Oh, and one more benefit from BDNF: it counteracts depression. The folks over at Neurotic Physiology are good enough to explain how that happens:
I’m sure you all knew that the hippocampus is associated with learning and memory, but it is ALSO associated with depression. Or, more specifically, with antidepressants. We used to think that antidepressants worked because they increased the neurotransmitter serotonin in the brain. …Traditional antidepressants like Prozac produce peak serotonin levels in the brain within about 6-8 hours. But the antidepressant effects take longer. WAY longer, up to several weeks. So if the increases in serotonin themselves weren’t causing the antidepressant effects, what was?
Well, it turns out that, if you treat an animal with a drug like Prozac for a few weeks, long enough to get a clinical effect in humans, you also get neurogenesis in the hippocampus, along with increases in BDNF. So the idea is that, somehow, antidepressants increase BDNF, which helps to increase neurogenesis, and this produces antidepressant effects.
There are other studies to support this. For example, (acute or chronic) stress and increases in the stress hormone corticosterone will cause decreases in BDNF, and decreases in neurogenesis, and stress itself is associated with the development of major depressive disorder. Not only that, but people with depression actually show lower levels of BDNF in their blood than people without.
Movin’ On Up
So, how can we increase our brain’s and body’s production of Human Miracle-Gro? Well first, here’s one way – regular exercise. Yep. That old bugaboo you’ve not only heard over and over again here in this blog, but all over the internet from the likes of Daniel Wolpert, Mike Evans and even old-timers like Jack LaLanne. But how do we actually know that exercise is good for producing BDNF? Why from studying mice, of course. Here’s what Wikipedia has to say about it:
The mechanism for this is due to BDNF activating the signal transduction cascades, MAP kinase and CAMKII, which regulate the expression of the transcription factor, CREB, and protein synapsin I. The mitochondria and the uncoupling protein, UCP2, which is mainly present in the brain’s mitochondria, have been thought to interact with this signal transduction cascade during physical activity. CREB and synapsin I both play a role in enhancing plasticity by changing the structure of the neuron and strengthening its signaling capability, therefore affecting long term potentiation. CREB specifically aids in spatial learning and regulating gene expression, while synapsin I modulates the release of neurotransmitters and affects the actin cytoskeleton of the cell which enhances the signaling capability of the neuron by changing its shape and density.
Aren’t you glad that I don’t write like this?
Stockpiling the Gro-Hormone
So, how else might we increase our supply of Human Miracle-Gro? Some people (and I happen to be one of them) think that how BDNF increases energy and information processing in the brain and regenerates and repairs muscle cells in my body frequently shows up through an energetic experience that human beings have given a descriptive name to. We call it “love.”

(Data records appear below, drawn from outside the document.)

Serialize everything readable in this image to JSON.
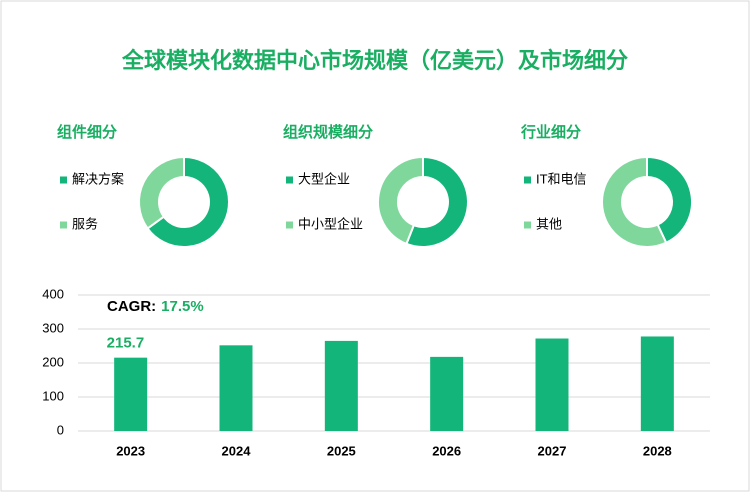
{
  "title": "全球模块化数据中心市场规模（亿美元）及市场细分",
  "chart_data": [
    {
      "type": "pie",
      "title": "组件细分",
      "categories": [
        "解决方案",
        "服务"
      ],
      "values": [
        65,
        35
      ],
      "colors": [
        "#13b57a",
        "#7fd79c"
      ]
    },
    {
      "type": "pie",
      "title": "组织规模细分",
      "categories": [
        "大型企业",
        "中小型企业"
      ],
      "values": [
        56,
        44
      ],
      "colors": [
        "#13b57a",
        "#7fd79c"
      ]
    },
    {
      "type": "pie",
      "title": "行业细分",
      "categories": [
        "IT和电信",
        "其他"
      ],
      "values": [
        43,
        57
      ],
      "colors": [
        "#13b57a",
        "#7fd79c"
      ]
    },
    {
      "type": "bar",
      "categories": [
        "2023",
        "2024",
        "2025",
        "2026",
        "2027",
        "2028"
      ],
      "values": [
        215.7,
        252,
        265,
        218,
        272,
        278
      ],
      "value_labels": [
        "215.7",
        null,
        null,
        null,
        null,
        null
      ],
      "color": "#13b57a",
      "ylim": [
        0,
        400
      ],
      "yticks": [
        0,
        100,
        200,
        300,
        400
      ],
      "grid": true,
      "cagr_label": "CAGR:",
      "cagr_value": "17.5%"
    }
  ]
}
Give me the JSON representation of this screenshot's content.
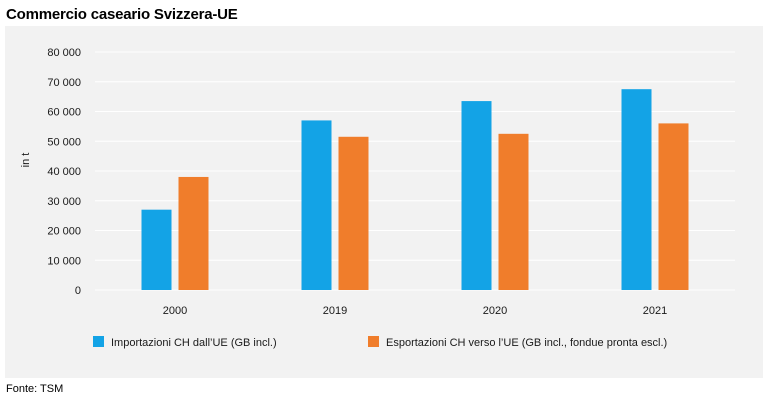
{
  "title": "Commercio caseario Svizzera-UE",
  "source": "Fonte: TSM",
  "chart_data": {
    "type": "bar",
    "title": "Commercio caseario Svizzera-UE",
    "xlabel": "",
    "ylabel": "in t",
    "ylim": [
      0,
      80000
    ],
    "yticks": [
      0,
      10000,
      20000,
      30000,
      40000,
      50000,
      60000,
      70000,
      80000
    ],
    "ytick_labels": [
      "0",
      "10 000",
      "20 000",
      "30 000",
      "40 000",
      "50 000",
      "60 000",
      "70 000",
      "80 000"
    ],
    "categories": [
      "2000",
      "2019",
      "2020",
      "2021"
    ],
    "grid": true,
    "legend_position": "bottom",
    "series": [
      {
        "name": "Importazioni CH dall’UE (GB incl.)",
        "color": "#13a3e6",
        "values": [
          27000,
          57000,
          63500,
          67500
        ]
      },
      {
        "name": "Esportazioni CH verso l’UE (GB incl., fondue pronta escl.)",
        "color": "#f07d2b",
        "values": [
          38000,
          51500,
          52500,
          56000
        ]
      }
    ]
  }
}
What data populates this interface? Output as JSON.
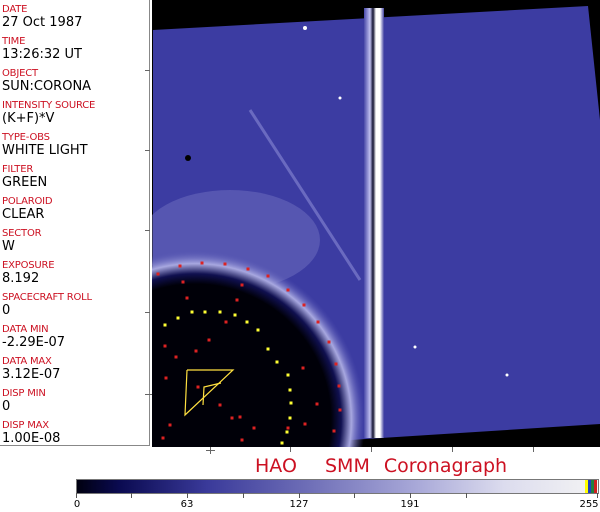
{
  "info_panel": {
    "fields": [
      {
        "label": "DATE",
        "value": "27 Oct 1987"
      },
      {
        "label": "TIME",
        "value": "13:26:32 UT"
      },
      {
        "label": "OBJECT",
        "value": "SUN:CORONA"
      },
      {
        "label": "INTENSITY SOURCE",
        "value": "(K+F)*V"
      },
      {
        "label": "TYPE-OBS",
        "value": "WHITE LIGHT"
      },
      {
        "label": "FILTER",
        "value": "GREEN"
      },
      {
        "label": "POLAROID",
        "value": "CLEAR"
      },
      {
        "label": "SECTOR",
        "value": "W"
      },
      {
        "label": "EXPOSURE",
        "value": "8.192"
      },
      {
        "label": "SPACECRAFT ROLL",
        "value": "0"
      },
      {
        "label": "DATA MIN",
        "value": "-2.29E-07"
      },
      {
        "label": "DATA MAX",
        "value": "3.12E-07"
      },
      {
        "label": "DISP MIN",
        "value": "0"
      },
      {
        "label": "DISP MAX",
        "value": "1.00E-08"
      }
    ]
  },
  "image": {
    "description_colors": {
      "background": "#000000",
      "corona": "#3a3aa0",
      "occulter": "#000008",
      "red_markers": "#dd2222",
      "yellow_markers": "#ffff33"
    }
  },
  "title": "HAO  SMM Coronagraph",
  "colorbar": {
    "tick_labels": [
      "0",
      "63",
      "127",
      "191",
      "255"
    ],
    "end_stripes": [
      "#ffff00",
      "#2040c0",
      "#208040",
      "#cc2020"
    ]
  }
}
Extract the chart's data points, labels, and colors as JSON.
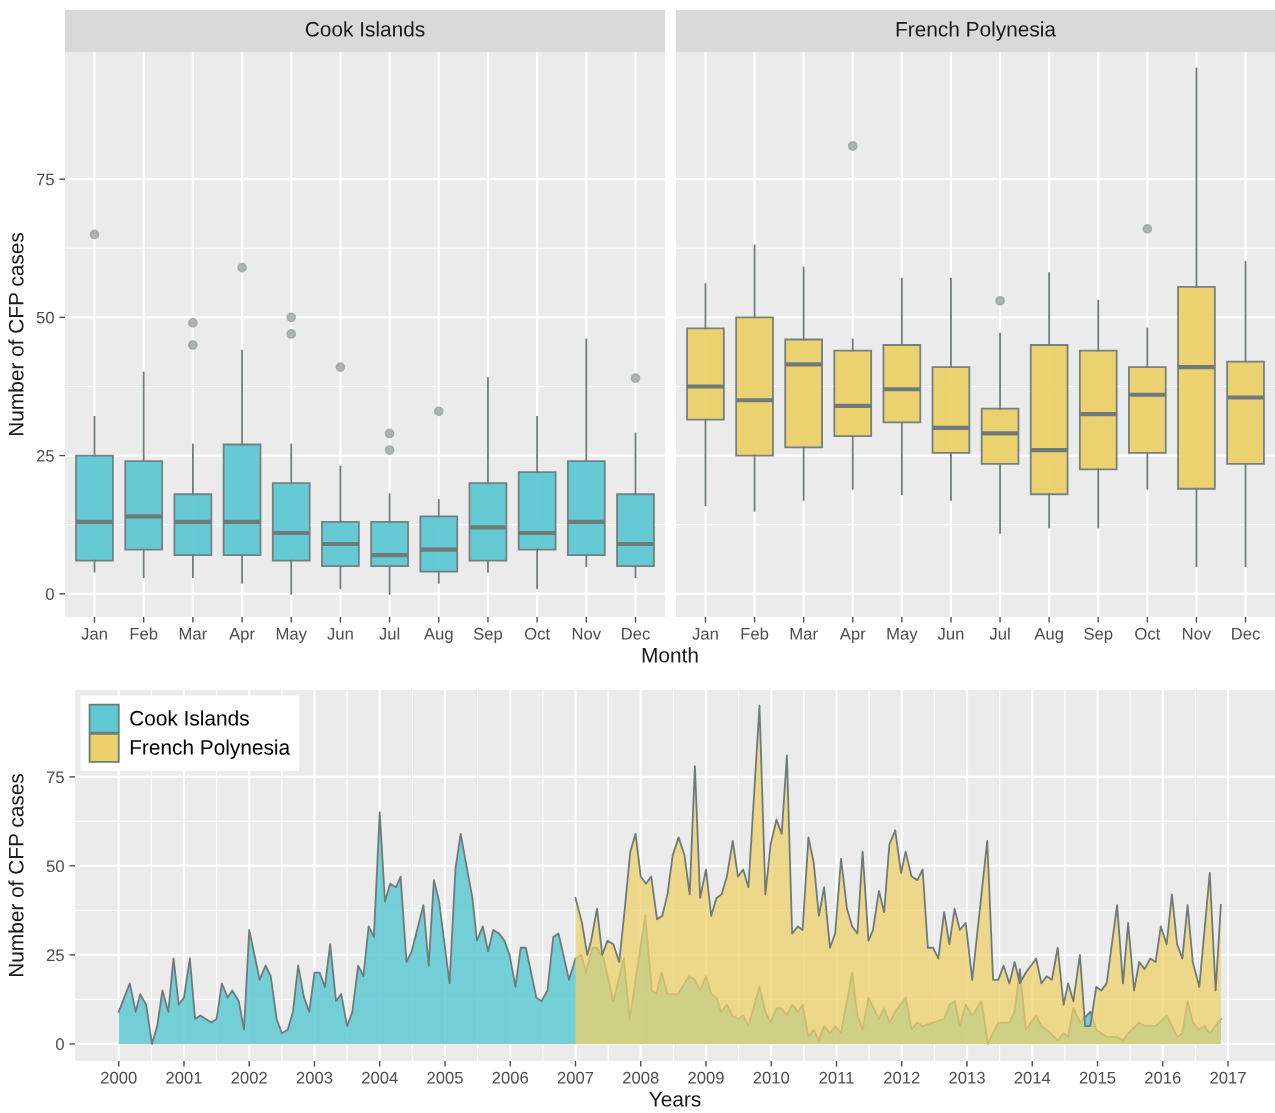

Now, I could write pages and pages about this energy and my direct and indirect experience of it. Instead though, I’m going to offer up a BDNF-increasing quote that I’ve prefaced my Right Listening book with. It’s from pastoral counseling professor David Augsburger who observed: “Being listened to is so close to being loved that most people can’t tell the difference.” What David doesn’t offer guidance on is how to skillfully love someone when you have a situation-specific, impoverished neural network, and they say something that makes reactive, vindictive Retaliation Energy rush through your nervous system.
Which is one reason that Right Listening is … a practice.